KINDS OF KINDNESS
Une fable déstabilisante et troublante sur les rapports de force
Trois histoires qui font se croiser un homme dont la vie semble dictée par les autres, une femme qui ne semble plus la même après une disparition en mer, et une autre cherchant à tout prix à trouver un être spécial. Dans cet univers-là, les apparences sont trompeuses…
Après le triomphe de "Pauvres créatures", Lion d’Or à Venise et quatre Oscars en poche notamment, Yorgos Lanthimos est déjà de retour, qui plus est en compétition officielle au Festival de Cannes. Comment est-ce possible, seulement quelques mois après la sortie de son précédent opus ? Tourné durant la post-production du précité, "Kinds of Kindness" pourrait faire office de « petit film », tourné pour seulement quinze millions de dollars en peu de semaines. Oui, sauf que le réalisateur grec ne sait pas faire les choses à moitié, et chacun de ses projets se veut une démonstration de son (immense) talent, quitte à en faire une nouvelle fois trop, à sombrer dans un certain exposé de sa maîtrise hors-du-commun de la géométrie des plans et de la grammaire cinématographique.
Anthologie construite autour de trois récits, le film se veut un questionnement autour des jeux de pouvoir et de domination qui habitent et animent les êtres humains. La première histoire suit le parcours d’un homme dont tous les choix sont dictés par un employeur sans scrupule, aussi bien dans sa vie personnelle que professionnelle. Le second voit un policier dubitatif s’interroger sur le retour de sa femme après une longue disparation, au point de se demander si celle-ci ne serait pas une autre. La dernière intrigue nous plonge dans une secte à la recherche d’une mystérieuse personne susceptible de réveiller les morts. À l’image de sa filmographie, le metteur en scène s’amuse avec ses protagonistes pour susciter la tension dans l’anodin, transformer le banal en quelque chose de bien plus dérangeant. Un simple pied qui aurait grandi, et c’est tout un monde qui bascule dans l’horreur.
Véritable terrain de jeu, le métrage est avant tout un bonheur pour les comédiens, eux qui interprètent des rôles différents à chaque épisode de ce triptyque. Et là est la principale qualité de cette œuvre atypique, le plaisir communicatif de voir des acteurs s’éclater, tenter des choses, révéler toutes les variations de leur large palette.
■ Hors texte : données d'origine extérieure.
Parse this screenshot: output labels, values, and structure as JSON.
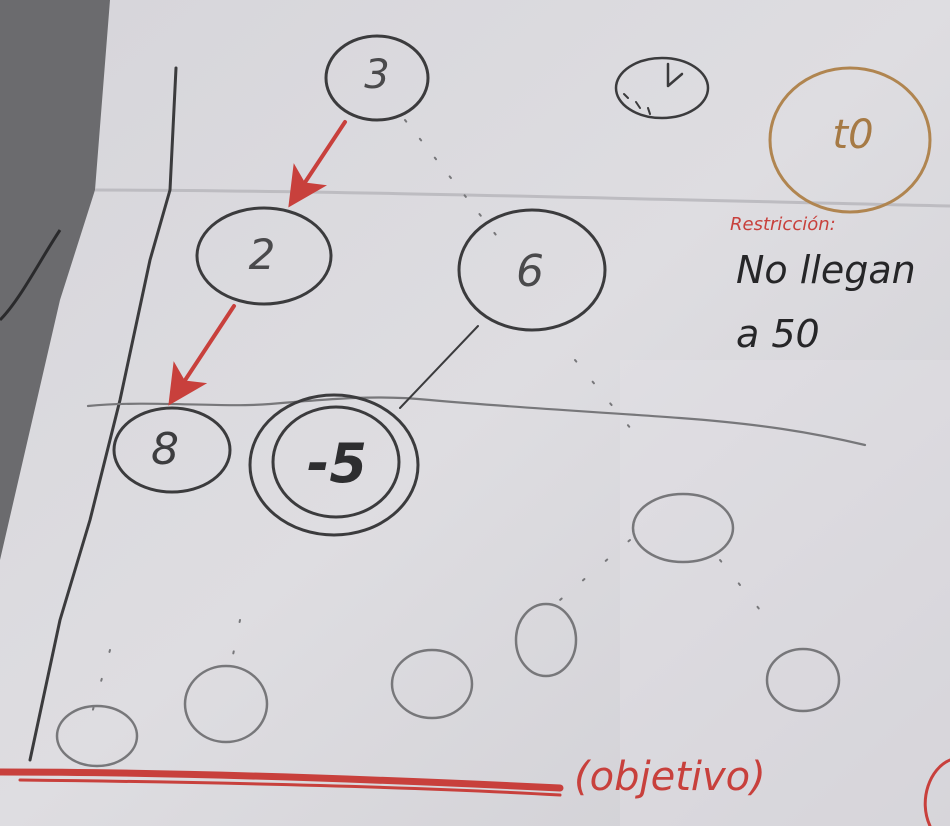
{
  "nodes": {
    "n3": "3",
    "n2": "2",
    "n6": "6",
    "n8": "8",
    "n_minus5": "-5",
    "t0": "t0"
  },
  "notes": {
    "restriction_label": "Restricción:",
    "restriction_line1": "No llegan",
    "restriction_line2": "a 50",
    "objective": "(objetivo)"
  },
  "colors": {
    "paper": "#d9d8dc",
    "pencil": "#3b3b3d",
    "red_pencil": "#c8403c",
    "brown_pencil": "#b08550",
    "background": "#6f6f72"
  },
  "icons": {
    "clock": "clock-icon"
  }
}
À ce titre, le jury présidé par Greta Gerwig ne s’est pas trompé en récompensant Jesse Plemons, une nouvelle fois étincelant, lui qui avait réussi en une poignée de minutes à tout emporter sur son passage dans le récent "Civil War". Au-delà de ces performances, "Kinds of Kindness" sonne comme une réappropriation du formalisme froid et clinique de Yorgos Lanthimos, en y ajoutant cette fois un humour assumé. Mais comme souvent chez lui, il ne s’agira pas de gags grossiers, mais d’une dérision perturbante, où les soirées vidéo entre amis ne sont pas celles que vous attendez et où les petites recettes maisons n’ont pas la même saveur. Sans atteindre la maestria à laquelle le réalisateur nous avait habitué, cette cuvée 2024 est loin d’être un interlude superflu, mais bien un drame singulier qui mérite le détour par les salles obscures.